Summarizing: describe

In this case there allowed form is target_column_name => aggregation_function. Then aggregation_function is applied to every column of a data frame and the result is stored in target_column_name column.
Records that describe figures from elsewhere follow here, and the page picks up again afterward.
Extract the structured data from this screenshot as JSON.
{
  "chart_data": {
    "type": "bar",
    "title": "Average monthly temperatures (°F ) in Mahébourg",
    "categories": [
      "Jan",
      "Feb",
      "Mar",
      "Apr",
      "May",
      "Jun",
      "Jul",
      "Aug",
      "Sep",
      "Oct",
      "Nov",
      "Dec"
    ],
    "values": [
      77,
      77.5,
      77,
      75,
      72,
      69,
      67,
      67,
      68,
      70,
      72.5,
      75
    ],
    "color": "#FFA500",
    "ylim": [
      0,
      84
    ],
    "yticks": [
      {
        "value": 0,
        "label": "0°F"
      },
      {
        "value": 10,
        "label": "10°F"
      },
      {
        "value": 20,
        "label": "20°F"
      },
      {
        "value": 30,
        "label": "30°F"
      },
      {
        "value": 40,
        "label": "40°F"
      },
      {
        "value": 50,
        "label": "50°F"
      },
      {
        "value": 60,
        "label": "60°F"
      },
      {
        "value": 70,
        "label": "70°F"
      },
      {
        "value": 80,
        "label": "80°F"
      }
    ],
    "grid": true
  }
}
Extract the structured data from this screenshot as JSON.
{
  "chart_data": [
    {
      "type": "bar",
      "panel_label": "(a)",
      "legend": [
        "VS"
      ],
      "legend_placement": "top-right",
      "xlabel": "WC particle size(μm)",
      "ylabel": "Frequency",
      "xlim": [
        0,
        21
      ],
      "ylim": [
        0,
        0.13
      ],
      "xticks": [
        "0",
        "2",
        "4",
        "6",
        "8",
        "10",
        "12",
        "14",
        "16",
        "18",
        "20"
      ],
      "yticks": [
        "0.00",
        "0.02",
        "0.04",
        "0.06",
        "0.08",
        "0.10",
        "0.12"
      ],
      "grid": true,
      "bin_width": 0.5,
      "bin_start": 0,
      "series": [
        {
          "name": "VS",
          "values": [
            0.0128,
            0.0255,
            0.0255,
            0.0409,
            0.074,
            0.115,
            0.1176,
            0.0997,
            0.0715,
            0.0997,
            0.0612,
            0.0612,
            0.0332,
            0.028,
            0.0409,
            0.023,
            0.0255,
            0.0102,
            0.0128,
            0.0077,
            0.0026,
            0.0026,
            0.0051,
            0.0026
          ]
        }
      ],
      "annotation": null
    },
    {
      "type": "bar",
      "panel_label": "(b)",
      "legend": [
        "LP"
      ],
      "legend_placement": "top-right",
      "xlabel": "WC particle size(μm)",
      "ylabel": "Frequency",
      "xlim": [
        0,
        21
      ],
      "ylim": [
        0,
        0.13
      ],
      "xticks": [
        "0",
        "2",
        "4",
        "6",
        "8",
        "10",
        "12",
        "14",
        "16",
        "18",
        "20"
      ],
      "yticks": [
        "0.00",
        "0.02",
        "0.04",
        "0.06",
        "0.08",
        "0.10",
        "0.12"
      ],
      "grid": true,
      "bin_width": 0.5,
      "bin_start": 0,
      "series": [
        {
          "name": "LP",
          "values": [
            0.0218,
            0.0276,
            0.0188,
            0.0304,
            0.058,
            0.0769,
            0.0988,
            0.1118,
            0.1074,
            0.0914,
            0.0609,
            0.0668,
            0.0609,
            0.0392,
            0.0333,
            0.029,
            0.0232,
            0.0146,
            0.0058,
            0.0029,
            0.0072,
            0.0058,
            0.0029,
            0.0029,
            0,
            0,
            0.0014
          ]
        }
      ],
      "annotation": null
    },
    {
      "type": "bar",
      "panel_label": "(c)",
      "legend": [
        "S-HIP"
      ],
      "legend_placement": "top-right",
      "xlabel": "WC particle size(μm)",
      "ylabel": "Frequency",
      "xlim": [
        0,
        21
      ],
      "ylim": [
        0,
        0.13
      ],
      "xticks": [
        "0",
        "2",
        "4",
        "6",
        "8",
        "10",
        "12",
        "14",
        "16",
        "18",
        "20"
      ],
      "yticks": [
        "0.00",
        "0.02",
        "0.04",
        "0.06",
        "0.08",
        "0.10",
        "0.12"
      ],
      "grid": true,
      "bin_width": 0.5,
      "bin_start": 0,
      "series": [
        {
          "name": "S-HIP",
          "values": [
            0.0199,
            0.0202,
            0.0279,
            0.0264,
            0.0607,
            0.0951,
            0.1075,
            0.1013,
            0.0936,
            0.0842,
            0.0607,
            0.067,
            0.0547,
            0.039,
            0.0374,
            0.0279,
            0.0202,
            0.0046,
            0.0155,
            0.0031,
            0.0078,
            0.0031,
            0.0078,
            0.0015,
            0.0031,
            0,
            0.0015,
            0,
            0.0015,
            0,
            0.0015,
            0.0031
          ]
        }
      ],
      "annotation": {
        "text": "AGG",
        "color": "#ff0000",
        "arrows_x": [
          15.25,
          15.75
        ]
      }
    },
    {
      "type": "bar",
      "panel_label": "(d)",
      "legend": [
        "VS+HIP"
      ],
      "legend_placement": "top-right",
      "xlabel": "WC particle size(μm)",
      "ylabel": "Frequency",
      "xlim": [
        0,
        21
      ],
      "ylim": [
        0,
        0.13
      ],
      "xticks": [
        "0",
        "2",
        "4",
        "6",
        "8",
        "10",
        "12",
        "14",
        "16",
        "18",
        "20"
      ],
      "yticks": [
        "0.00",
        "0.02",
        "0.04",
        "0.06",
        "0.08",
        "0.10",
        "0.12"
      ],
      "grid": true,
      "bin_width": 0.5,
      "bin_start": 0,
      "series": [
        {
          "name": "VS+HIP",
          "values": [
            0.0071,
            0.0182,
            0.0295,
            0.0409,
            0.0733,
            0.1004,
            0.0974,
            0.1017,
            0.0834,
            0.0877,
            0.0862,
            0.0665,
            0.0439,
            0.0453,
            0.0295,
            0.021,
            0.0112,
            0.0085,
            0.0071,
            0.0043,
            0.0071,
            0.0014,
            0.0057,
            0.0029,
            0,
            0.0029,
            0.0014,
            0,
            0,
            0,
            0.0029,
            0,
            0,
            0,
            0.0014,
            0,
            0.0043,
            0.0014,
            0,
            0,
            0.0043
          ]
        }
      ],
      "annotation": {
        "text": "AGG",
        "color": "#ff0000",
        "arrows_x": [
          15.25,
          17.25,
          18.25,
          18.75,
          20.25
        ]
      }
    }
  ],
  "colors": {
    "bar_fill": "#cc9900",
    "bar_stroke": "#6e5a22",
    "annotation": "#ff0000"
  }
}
For example:

julia> describe(df, :first => first, :last => last)
4×3 DataFrame
│ Row │ variable │ first   │ last    │
│     │ Symbol   │ Any     │ Any     │
├─────┼──────────┼─────────┼─────────┤
│ 1   │ x        │ 1       │ 4       │
│ 2   │ y        │ a       │ a       │
│ 3   │ a        │ 'a'     │ 'd'     │
│ 4   │ b        │ 2.71828 │ 2.71828 │

Names transformation: rename!, rename

The form is source_column => target_column_name to rename source_column to target_column_name, e.g.:

julia> rename(df, "x" => "xx", "y" => "yy")
4×4 DataFrame
│ Row │ xx    │ yy     │ a    │ b       │
│     │ Int64 │ String │ Char │ Float64 │
├─────┼───────┼────────┼──────┼─────────┤
│ 1   │ 1     │ a      │ 'a'  │ 2.71828 │
│ 2   │ 2     │ a      │ 'b'  │ 2.71828 │
│ 3   │ 3     │ a      │ 'c'  │ 2.71828 │
│ 4   │ 4     │ a      │ 'd'  │ 2.71828 │

julia> rename(df, 1 => :xx, 2 => :yy)
4×4 DataFrame
│ Row │ xx    │ yy     │ a    │ b       │
│     │ Int64 │ String │ Char │ Float64 │
├─────┼───────┼────────┼──────┼─────────┤
│ 1   │ 1     │ a      │ 'a'  │ 2.71828 │
│ 2   │ 2     │ a      │ 'b'  │ 2.71828 │
│ 3   │ 3     │ a      │ 'c'  │ 2.71828 │
│ 4   │ 4     │ a      │ 'd'  │ 2.71828 │

Joining: innerjoin, leftjoin, rightjoin, outerjoin, antijoin, semijoin

Here, you can pass left_column_name => right_column_name as an on keyword argument in the case when left and right joined data frames have different names of columns on which the join should be performed, for instance:

julia> innerjoin(df, df2, on = :x => :x2)
4×5 DataFrame
│ Row │ x     │ y      │ a    │ b       │ a2   │
│     │ Int64 │ String │ Char │ Float64 │ Char │
├─────┼───────┼────────┼──────┼─────────┼──────┤
│ 1   │ 1     │ a      │ 'a'  │ 2.71828 │ 'a'  │
│ 2   │ 2     │ a      │ 'b'  │ 2.71828 │ 'b'  │
│ 3   │ 3     │ a      │ 'c'  │ 2.71828 │ 'c'  │
│ 4   │ 4     │ a      │ 'd'  │ 2.71828 │ 'd'  │

julia> innerjoin(df, df2, on = ["x" => "x2", "a" => "a2"])
4×4 DataFrame
│ Row │ x     │ y      │ a    │ b       │
│     │ Int64 │ String │ Char │ Float64 │
├─────┼───────┼────────┼──────┼─────────┤
│ 1   │ 1     │ a      │ 'a'  │ 2.71828 │
│ 2   │ 2     │ a      │ 'b'  │ 2.71828 │
│ 3   │ 3     │ a      │ 'c'  │ 2.71828 │
│ 4   │ 4     │ a      │ 'd'  │ 2.71828 │

(in the second example we have performed join on two pairs of columns)


I hope that you will find the examples provided above useful when working with DataFrames.jl!